Researcher decries teen-pregnancy’s toll

Arkansas ranked third in nation for young mothers, UA audience told

ROGERS -- High teen pregnancy rates in Arkansas affect not just one generation but also the next, University of Arkansas at Fayetteville assistant professor Kristen Jozkowski said Wednesday at an event to discuss recently completed reports commissioned by the Women's Foundation of Arkansas.

"Teen pregnancy and parenthood perpetuate a cycle of poverty through continued low educational attainment among teen mothers and their children," Jozkowski said.

Her report studying the effect of teen pregnancy on education notes that Arkansas has 73 pregnancies per 1,000 female teens, citing research from the Guttmacher Institute.

This puts Arkansas at the third-highest teen pregnancy and childbirth rate in the United States, Jozkowski said. The state's rate -- despite falling by nearly 29 percent from the late 1980s -- is about 28 percent higher than the national rate, according to her report.

She told an almost entirely female crowd of about 80 gathered at UA's Global Campus in Rogers that 43 percent of teen moms never finish high school. As a group, they rarely finish college, she said.

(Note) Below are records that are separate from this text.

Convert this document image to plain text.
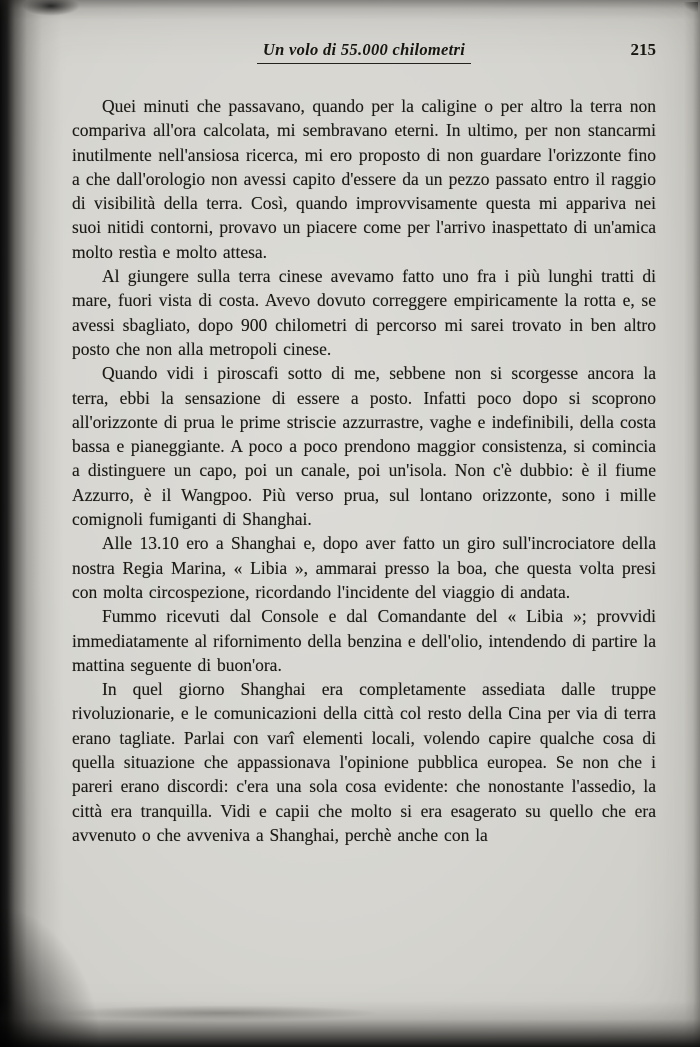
Un volo di 55.000 chilometri	215

Quei minuti che passavano, quando per la caligine o per altro la terra non compariva all'ora calcolata, mi sembravano eterni. In ultimo, per non stancarmi inutilmente nell'ansiosa ricerca, mi ero proposto di non guardare l'orizzonte fino a che dall'orologio non avessi capito d'essere da un pezzo passato entro il raggio di visibilità della terra. Così, quando improvvisamente questa mi appariva nei suoi nitidi contorni, provavo un piacere come per l'arrivo inaspettato di un'amica molto restìa e molto attesa.

Al giungere sulla terra cinese avevamo fatto uno fra i più lunghi tratti di mare, fuori vista di costa. Avevo dovuto correggere empiricamente la rotta e, se avessi sbagliato, dopo 900 chilometri di percorso mi sarei trovato in ben altro posto che non alla metropoli cinese.

Quando vidi i piroscafi sotto di me, sebbene non si scorgesse ancora la terra, ebbi la sensazione di essere a posto. Infatti poco dopo si scoprono all'orizzonte di prua le prime striscie azzurrastre, vaghe e indefinibili, della costa bassa e pianeggiante. A poco a poco prendono maggior consistenza, si comincia a distinguere un capo, poi un canale, poi un'isola. Non c'è dubbio: è il fiume Azzurro, è il Wangpoo. Più verso prua, sul lontano orizzonte, sono i mille comignoli fumiganti di Shanghai.

Alle 13.10 ero a Shanghai e, dopo aver fatto un giro sull'incrociatore della nostra Regia Marina, « Libia », ammarai presso la boa, che questa volta presi con molta circospezione, ricordando l'incidente del viaggio di andata.

Fummo ricevuti dal Console e dal Comandante del « Libia »; provvidi immediatamente al rifornimento della benzina e dell'olio, intendendo di partire la mattina seguente di buon'ora.

In quel giorno Shanghai era completamente assediata dalle truppe rivoluzionarie, e le comunicazioni della città col resto della Cina per via di terra erano tagliate. Parlai con varî elementi locali, volendo capire qualche cosa di quella situazione che appassionava l'opinione pubblica europea. Se non che i pareri erano discordi: c'era una sola cosa evidente: che nonostante l'assedio, la città era tranquilla. Vidi e capii che molto si era esagerato su quello che era avvenuto o che avveniva a Shanghai, perchè anche con la
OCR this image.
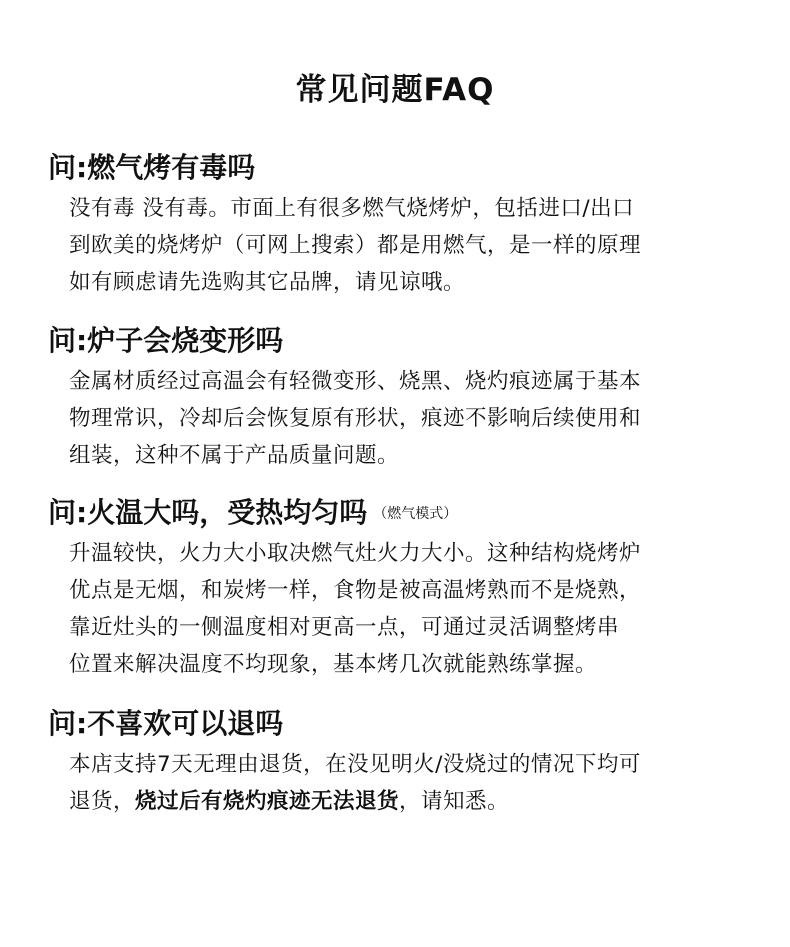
常见问题FAQ
问:燃气烤有毒吗
没有毒 没有毒。市面上有很多燃气烧烤炉，包括进口/出口
到欧美的烧烤炉（可网上搜索）都是用燃气，是一样的原理
如有顾虑请先选购其它品牌，请见谅哦。
问:炉子会烧变形吗
金属材质经过高温会有轻微变形、烧黑、烧灼痕迹属于基本
物理常识，冷却后会恢复原有形状，痕迹不影响后续使用和
组装，这种不属于产品质量问题。
问:火温大吗，受热均匀吗 （燃气模式）
升温较快，火力大小取决燃气灶火力大小。这种结构烧烤炉
优点是无烟，和炭烤一样，食物是被高温烤熟而不是烧熟，
靠近灶头的一侧温度相对更高一点，可通过灵活调整烤串
位置来解决温度不均现象，基本烤几次就能熟练掌握。
问:不喜欢可以退吗
本店支持7天无理由退货，在没见明火/没烧过的情况下均可
退货，烧过后有烧灼痕迹无法退货，请知悉。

"Less than 2 percent of teen moms will graduate college by age 30," Jozkowski said. Her report cites the National Council of State Legislatures for the statistic. The council's website states the statistic is for women who have a baby before age 18.

Children of teen mothers also are less likely to complete high school, she said.

"Over time, we also see an economic impact on an entire community and state," she said.

Jozkowski, who co-wrote the report with Mara D'Amico, advocated implementing medically accurate, evidence-based sex education in schools, telling the crowd that Arkansas is one of only 14 states that does not mandate sex education in schools even as data show Arkansas teens are more sexually active than their peers nationally.

Other speakers noted that state leaders have shied away from the topic of sex education in schools.

"In my seven years on the state Board of Education, there was one discussion once about sex education, and that is the sum total that it comes up," Brenda Gullett, who served on the board from 2007 to 2014, said as part of a panel discussing Jozkowski's report and findings from two other reports commissioned by the Women's Foundation of Arkansas.

One of the reports featured responses from focus groups about issues related to women, such as education and differences in pay between genders. Another report focused on educational attainment of Arkansas women, noting a lack of women in well-compensated fields such as science, technology and engineering.

"I think what we lay out for young women and the expectations we have and the dreams we help them to envision for themselves make a huge difference for what they are going to be attracted to," Gullett said in a discussion about women joining more technically oriented fields.

Much of the talk, however, returned to teen pregnancy and sex education.

Another panelist, Helen Reid, director of population health policy for the Arkansas Center for Health Improvement, said she would like to see a survey of Arkansas parents to find out how interested they are in having sex education taught in schools.

She said she has had discussions with an Arkansas Department of Health official about the lack of discussion about sex education in Arkansas.

"I think there's just some general frustration about a lack of community and political will to push these issues," Reid said, later clarifying that she was referring to local and state elected officials. "That's why I think the Women's Foundation report is so important. I think it's going to reignite some of these conversations in communities."